M. Helias d’Huddeghem. - Cela est vrai.
M. Eloy de Burdinne. - Je terminerai là mes observations. Je me réserve de parler dans un autre moment.
M. le président. - Je ferai observer à la chambre que 5 sections ont déjà examiné le projet présenté en dernier lieu par M. Eloy de Burdinne ; la section centrale doit nécessairement nommer un rapporteur. Je crois qu’il serait convenable de remettre la discussion jusqu’à la présentation de son rapport.

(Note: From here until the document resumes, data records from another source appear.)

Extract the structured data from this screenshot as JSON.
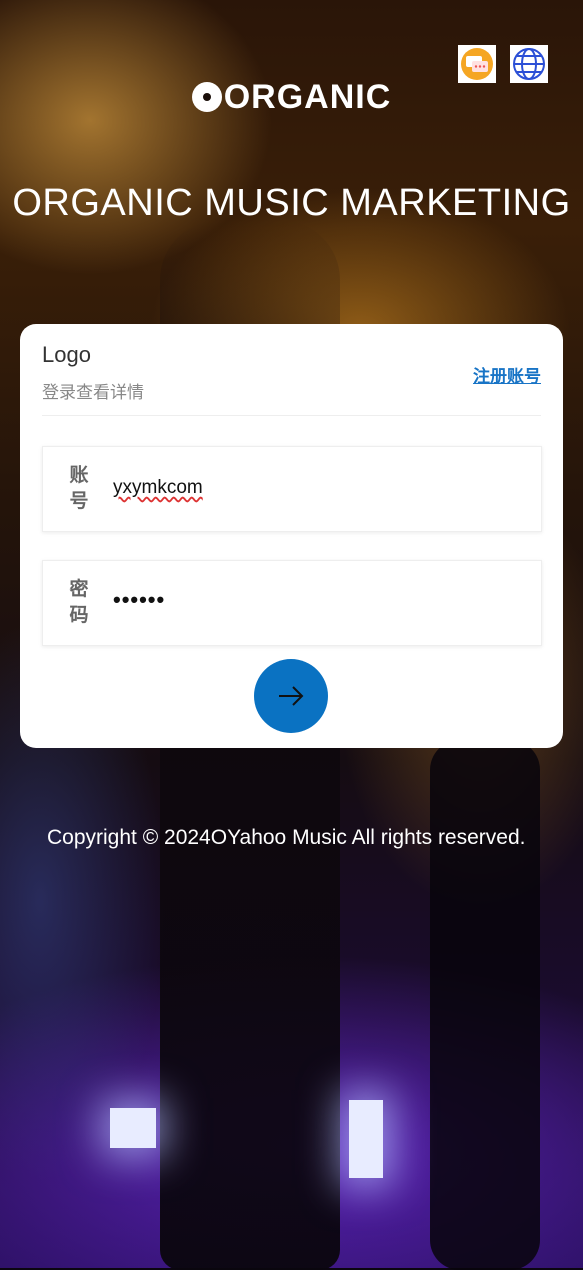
{
  "header": {
    "brand_name": "ORGANIC",
    "headline": "ORGANIC MUSIC MARKETING",
    "icons": [
      "chat-icon",
      "globe-icon"
    ]
  },
  "login_card": {
    "title": "Logo",
    "subtitle": "登录查看详情",
    "register_link": "注册账号",
    "username_label": "账号",
    "username_value": "yxymkcom",
    "password_label": "密码",
    "password_value": "••••••",
    "submit_icon": "arrow-right-icon"
  },
  "footer": {
    "copyright": "Copyright © 2024OYahoo Music All rights reserved."
  },
  "colors": {
    "accent": "#0a72c2",
    "link": "#1874c6"
  }
}
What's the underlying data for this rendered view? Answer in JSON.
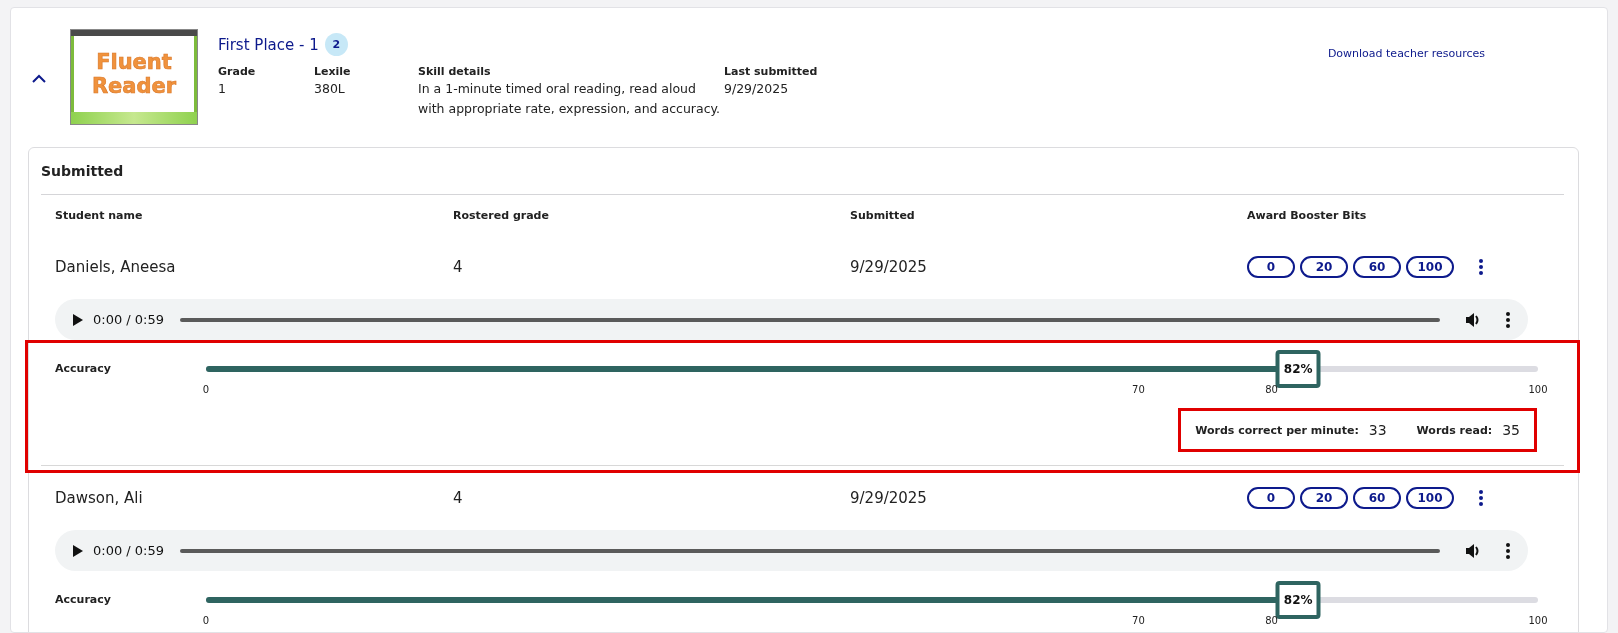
{
  "assignment": {
    "expanded": true,
    "thumbnail": {
      "lines": [
        "Fluent",
        "Reader"
      ]
    },
    "title": "First Place - 1",
    "badge": "2",
    "download_link": "Download teacher resources",
    "details": [
      {
        "label": "Grade",
        "value": "1"
      },
      {
        "label": "Lexile",
        "value": "380L"
      },
      {
        "label": "Skill details",
        "value": "In a 1-minute timed oral reading, read aloud with appropriate rate, expression, and accuracy."
      },
      {
        "label": "Last submitted",
        "value": "9/29/2025"
      }
    ]
  },
  "section_title": "Submitted",
  "columns": [
    "Student name",
    "Rostered grade",
    "Submitted",
    "Award Booster Bits"
  ],
  "students": [
    {
      "name": "Daniels, Aneesa",
      "grade": "4",
      "submitted": "9/29/2025",
      "awards": [
        "0",
        "20",
        "60",
        "100"
      ],
      "audio_time": "0:00 / 0:59",
      "accuracy_label": "Accuracy",
      "level": 0.82,
      "reading": "82%",
      "ticks": [
        "0",
        "70",
        "80",
        "100"
      ],
      "highlighted": true,
      "stats": {
        "highlighted": true,
        "items": [
          {
            "label": "Words correct per minute:",
            "value": "33"
          },
          {
            "label": "Words read:",
            "value": "35"
          }
        ]
      }
    },
    {
      "name": "Dawson, Ali",
      "grade": "4",
      "submitted": "9/29/2025",
      "awards": [
        "0",
        "20",
        "60",
        "100"
      ],
      "audio_time": "0:00 / 0:59",
      "accuracy_label": "Accuracy",
      "level": 0.82,
      "reading": "82%",
      "ticks": [
        "0",
        "70",
        "80",
        "100"
      ],
      "highlighted": false
    }
  ]
}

M. d’Huart. - J’ai demandé la parole pour appeler l’attention de la chambre sur l’ordre de ses travaux. Il me semble qu’il conviendrait que l’on fixât un jour pour la discussion des conclusions du rapport de la commission d’industrie. Il s’agirait alors de savoir si le gouvernement a l’intention de présenter un projet de loi sur les céréales, comme il y est invité par la commission d’industrie. S’il y consentait, la loi transitoire présentée par l’honorable M. Eloy de Burdinne deviendrait inutile, puisque le but qu’il veut provisoirement atteindre serait définitivement rempli.
L’argument d’où résulte à l’évidence l’urgence d’une loi sur les céréales, c’est l’unanimité des avis que M. le rapporteur de la commission nous a fait connaître sur le but, sinon sur les moyens.
Comme la loi communale n’est pas encore à l’ordre du jour, et qu’après le vote définitif de la loi provinciale il se pourrait qu’il y eût une lacune dans nos travaux, il semble désirable que la discussion sur les conclusions de la commission d’industrie puisse avoir lieu immédiatement.
M. le président. - Je puis annoncer à la chambre que le rapport sera imprimé et distribué demain soir à MM. les membres.
M. A. Rodenbach. - Je demanderai si le rapport de la section centrale sur la proposition de M. Eloy de Burdinne sera fait en même temps. Ce qu’il y a de plus important à discuter sur la matière qui nous occupe, c’est le principe. Si j’ai bien compris le rapport de la commission supérieure d’industrie, ses conclusions sont des conclusions conditionnelles. Il s’agira de savoir si le ministre de l’intérieur se rallie au système de minimum et de maximum qu'elles proposent. Il pourra en même temps nous donner sur cette grave question de plus amples éclaircissements en nous communiquant les documents qu’il doit avoir en sa possession. Munis de ces pièces et des rapports de la commission d’industrie et de la section centrale, nous pourrons voter le principe.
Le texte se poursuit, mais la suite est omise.